Since BPM solutions cross application and system boundaries, they often need to be sanctioned and implemented by the IT organization, while at the same time BPM products are a business tool that business managers need to own. To make BPM succeed in your organization, the most important element is to understand that it is a collaboration of business and IT, and thus both parties need to be involved in evaluating, selecting, and implementing a BPM solution.
Upside Uptake
For maximum benefit, Upside Research believes that most organizations should evaluate BPM products from both a business and IT perspective to identify the most appropriate solution. Since there are many different products with a wide range of capabilities calling themselves BPM products, Upside Research believes that it’s important during the evaluation process to separate BPM products that provide dynamic, real-time process monitoring and management capabilities from solutions that simply provide business modeling capabilities to automate processes.

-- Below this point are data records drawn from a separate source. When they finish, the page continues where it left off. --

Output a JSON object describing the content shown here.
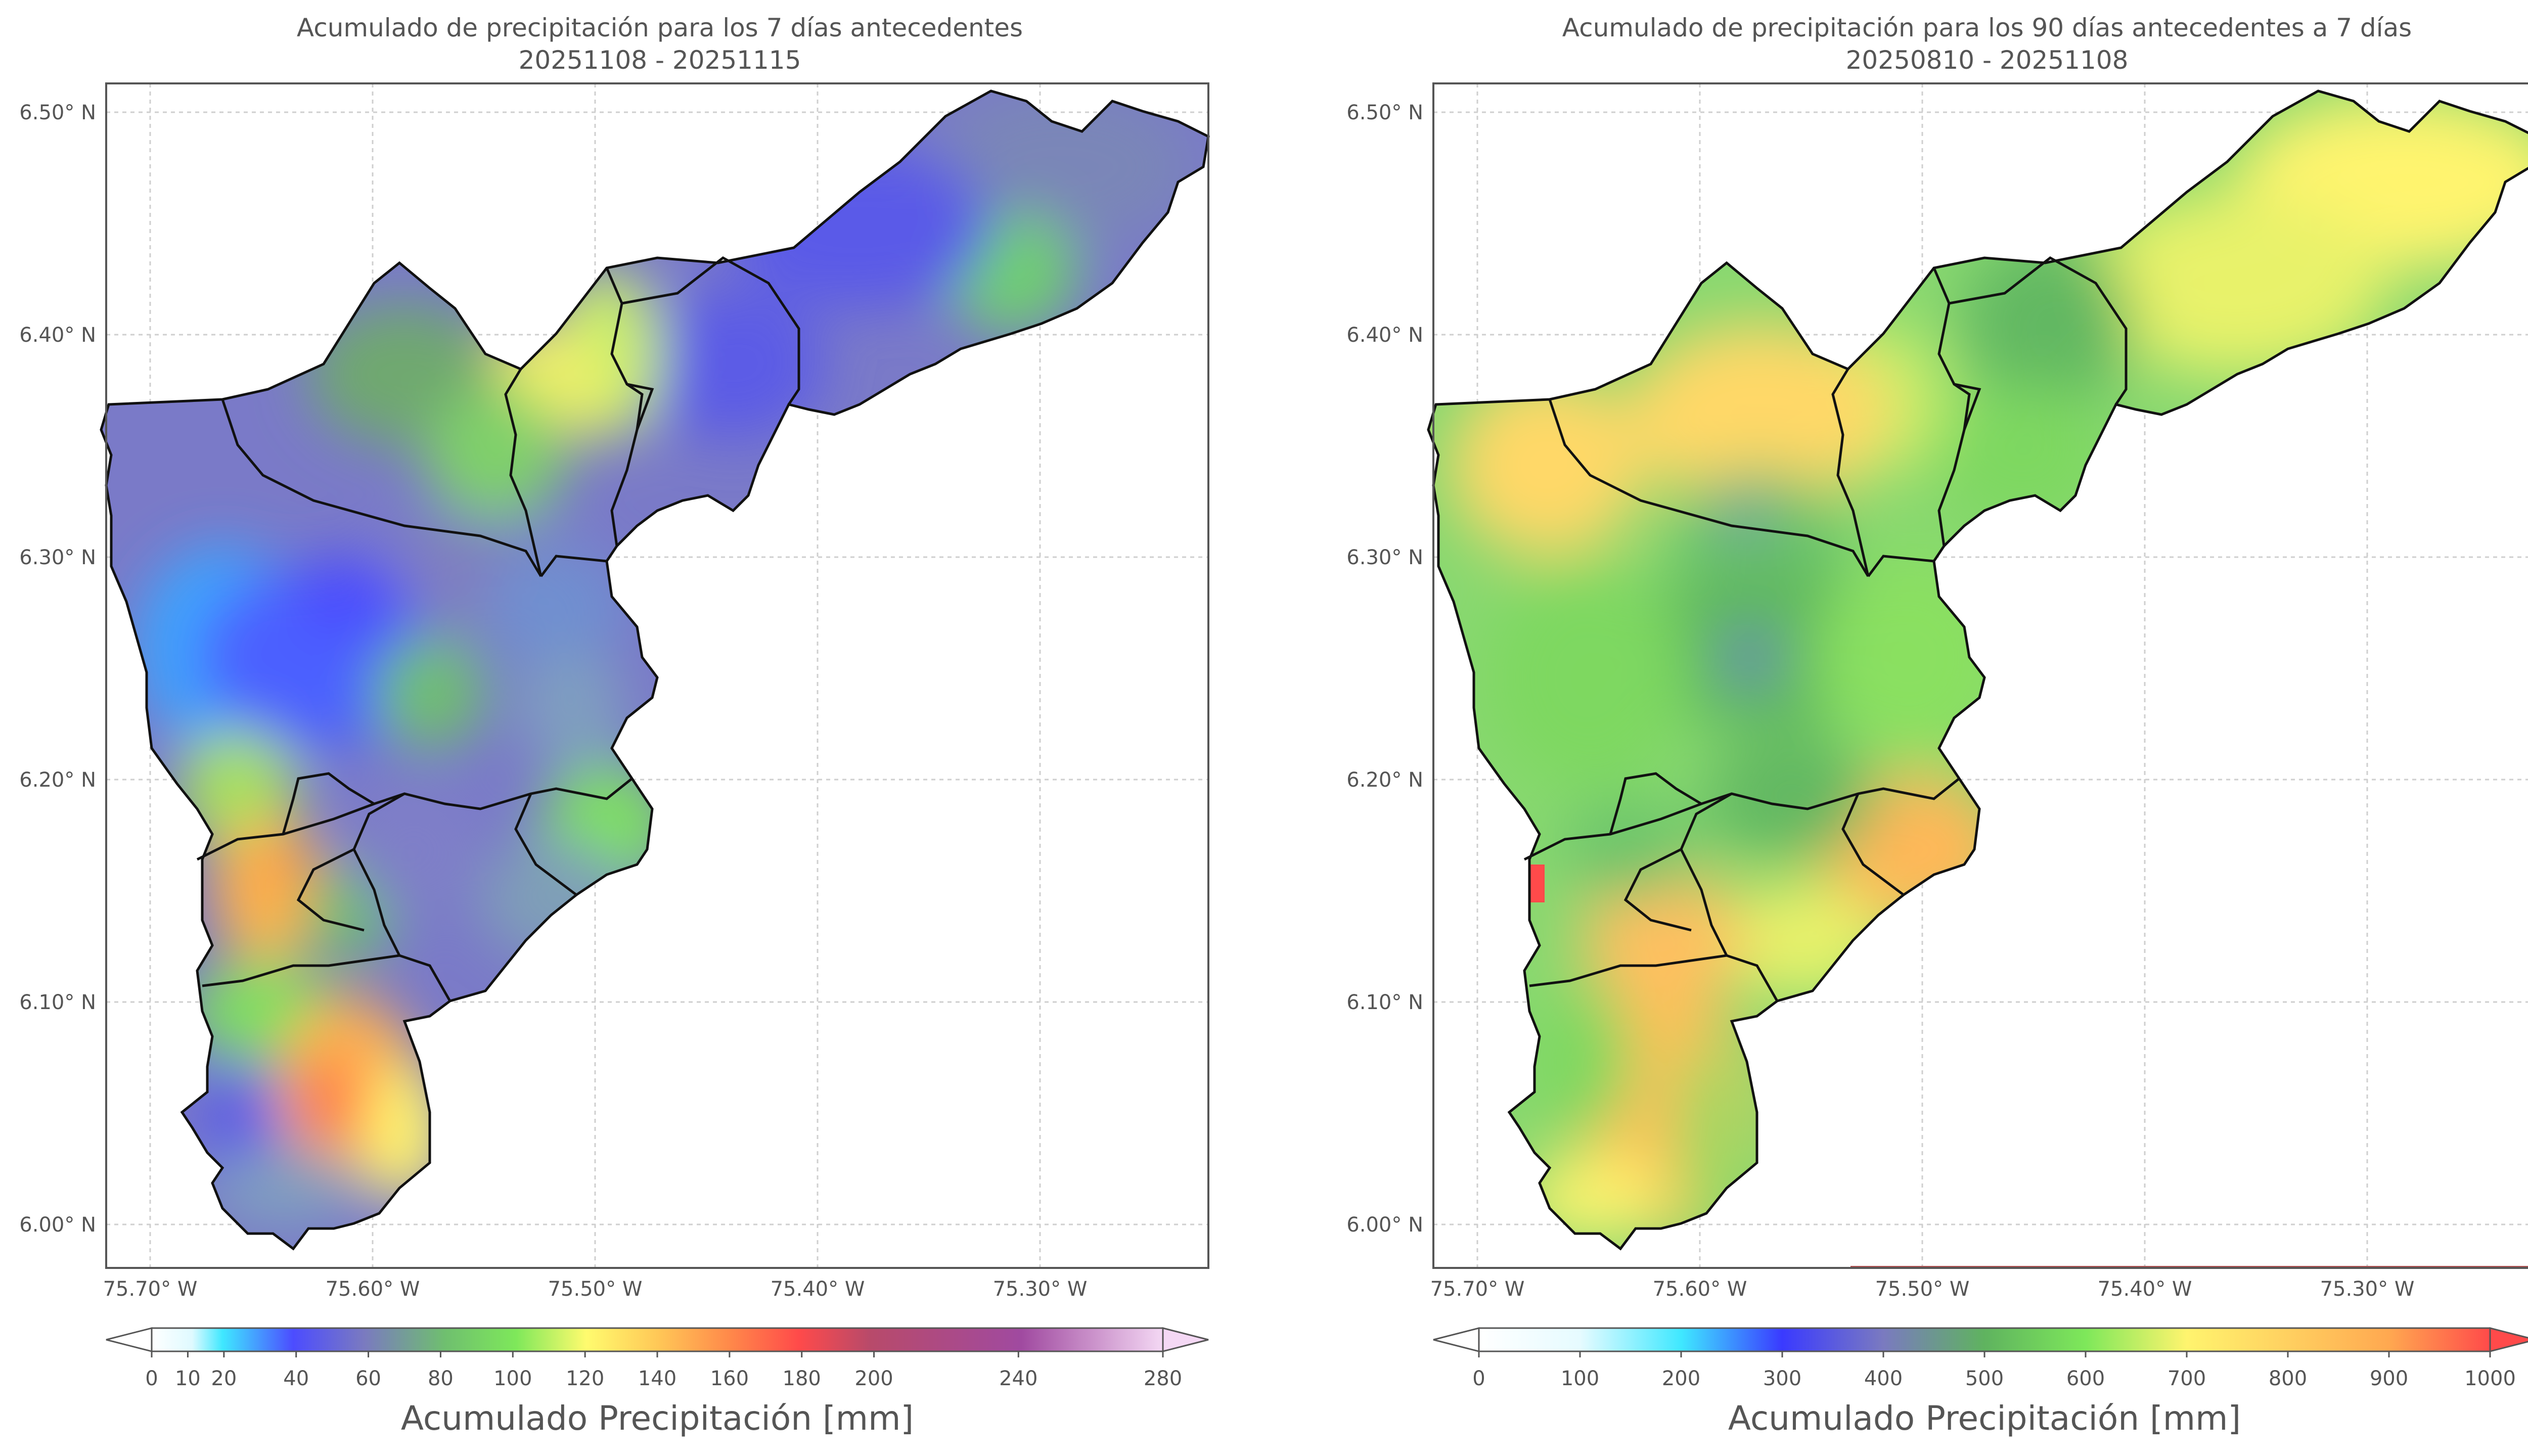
{
  "panels": [
    {
      "id": "left",
      "title_line1": "Acumulado de precipitación para los 7 días antecedentes",
      "title_line2": "20251108 - 20251115",
      "lat_ticks": [
        "6.50° N",
        "6.40° N",
        "6.30° N",
        "6.20° N",
        "6.10° N",
        "6.00° N"
      ],
      "lon_ticks": [
        "75.70° W",
        "75.60° W",
        "75.50° W",
        "75.40° W",
        "75.30° W"
      ],
      "colorbar": {
        "label": "Acumulado Precipitación [mm]",
        "ticks": [
          "0",
          "10",
          "20",
          "40",
          "60",
          "80",
          "100",
          "120",
          "140",
          "160",
          "180",
          "200",
          "240",
          "280"
        ],
        "tick_values": [
          0,
          10,
          20,
          40,
          60,
          80,
          100,
          120,
          140,
          160,
          180,
          200,
          240,
          280
        ],
        "range": [
          0,
          280
        ],
        "colors": [
          "#ffffff",
          "#dffaff",
          "#3fe8ff",
          "#4c4cff",
          "#7a7ac0",
          "#6fbf6f",
          "#7ee85a",
          "#fffb6e",
          "#ffc857",
          "#ff8a4a",
          "#ff4a4a",
          "#b84a6a",
          "#a04aa0",
          "#f4d8f4"
        ]
      }
    },
    {
      "id": "right",
      "title_line1": "Acumulado de precipitación para los 90 días antecedentes a 7 días",
      "title_line2": "20250810 - 20251108",
      "lat_ticks": [
        "6.50° N",
        "6.40° N",
        "6.30° N",
        "6.20° N",
        "6.10° N",
        "6.00° N"
      ],
      "lon_ticks": [
        "75.70° W",
        "75.60° W",
        "75.50° W",
        "75.40° W",
        "75.30° W"
      ],
      "colorbar": {
        "label": "Acumulado Precipitación [mm]",
        "ticks": [
          "0",
          "100",
          "200",
          "300",
          "400",
          "500",
          "600",
          "700",
          "800",
          "900",
          "1000"
        ],
        "tick_values": [
          0,
          100,
          200,
          300,
          400,
          500,
          600,
          700,
          800,
          900,
          1000
        ],
        "range": [
          0,
          1000
        ],
        "colors": [
          "#ffffff",
          "#e6fbff",
          "#3fe8ff",
          "#3a6cff",
          "#4c4cff",
          "#7a7ac0",
          "#5fb35f",
          "#7ee85a",
          "#fff46e",
          "#ffc857",
          "#ff4a4a"
        ]
      }
    }
  ]
}
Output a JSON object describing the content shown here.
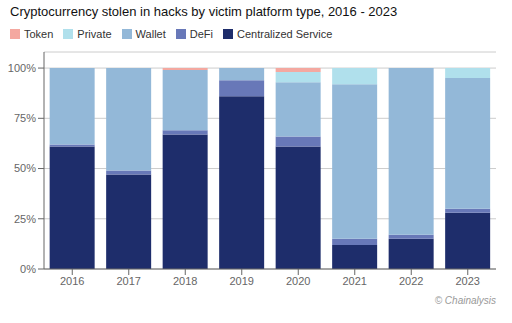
{
  "chart_data": {
    "type": "bar",
    "stacked": true,
    "title": "Cryptocurrency stolen in hacks by victim platform type, 2016 - 2023",
    "categories": [
      "2016",
      "2017",
      "2018",
      "2019",
      "2020",
      "2021",
      "2022",
      "2023"
    ],
    "series": [
      {
        "name": "Centralized Service",
        "color": "#1e2d6b",
        "values": [
          61,
          47,
          67,
          86,
          61,
          12,
          15,
          28
        ]
      },
      {
        "name": "DeFi",
        "color": "#6878b8",
        "values": [
          1,
          2,
          2,
          8,
          5,
          3,
          2,
          2
        ]
      },
      {
        "name": "Wallet",
        "color": "#93b8d8",
        "values": [
          38,
          51,
          30,
          6,
          27,
          77,
          83,
          65
        ]
      },
      {
        "name": "Private",
        "color": "#b0e0ec",
        "values": [
          0,
          0,
          0,
          0,
          5,
          8,
          0,
          5
        ]
      },
      {
        "name": "Token",
        "color": "#f4a8a0",
        "values": [
          0,
          0,
          1,
          0,
          2,
          0,
          0,
          0
        ]
      }
    ],
    "ylim": [
      0,
      108
    ],
    "yticks": [
      {
        "value": 0,
        "label": "0%"
      },
      {
        "value": 25,
        "label": "25%"
      },
      {
        "value": 50,
        "label": "50%"
      },
      {
        "value": 75,
        "label": "75%"
      },
      {
        "value": 100,
        "label": "100%"
      }
    ],
    "grid": true,
    "legend": "upper left",
    "annotations": [
      "© Chainalysis"
    ]
  }
}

As with any technology solution, there are a number of different interpretations by software vendors as to the best combination of features to meet business needs. The BPM Survival Guide presents an overview of some of the top the business and technical criteria that organizations should consider when evaluating BPM solutions.
Some of the top business criteria to evaluate when looking at BPM solutions include:
– Active process management
– Fast response capabilities to meet changing business needs
– Ability to capture best practices for continuous process improvement.
In the end, the keys to a good BPM solution from a business perspective are providing the ability for the business owners to control and change business processes on-the-fly and providing business managers with the tools they need to make informed decisions and changes to existing processes.
The technical criteria include considerations such as:
– Limited code development
– Enterprise capable technology
– Support for optimization by the business user
– Fast time to deployment
As with the business criteria, the technical criteria highlight the importance of finding a BPM solution that will leverage your existing IT resources, both human and machine, as well as empower business users to handle business-level process changes, saving time and cycles in IT. BPM should be an enterprise strength solution, and it is important to “kick the tires” and find out from existing customers how they are stretching the limits of the tools to run their businesses.
If you’re the go-to person responsible for making recommendations on BPM to your company, the BPM Survival Guide by Upside Research provides you a few things to consider about BPM that will help you make the right choices. With the right information, surviving the BPM selection process is easy. And with the right BPM solution, your company and career can prosper.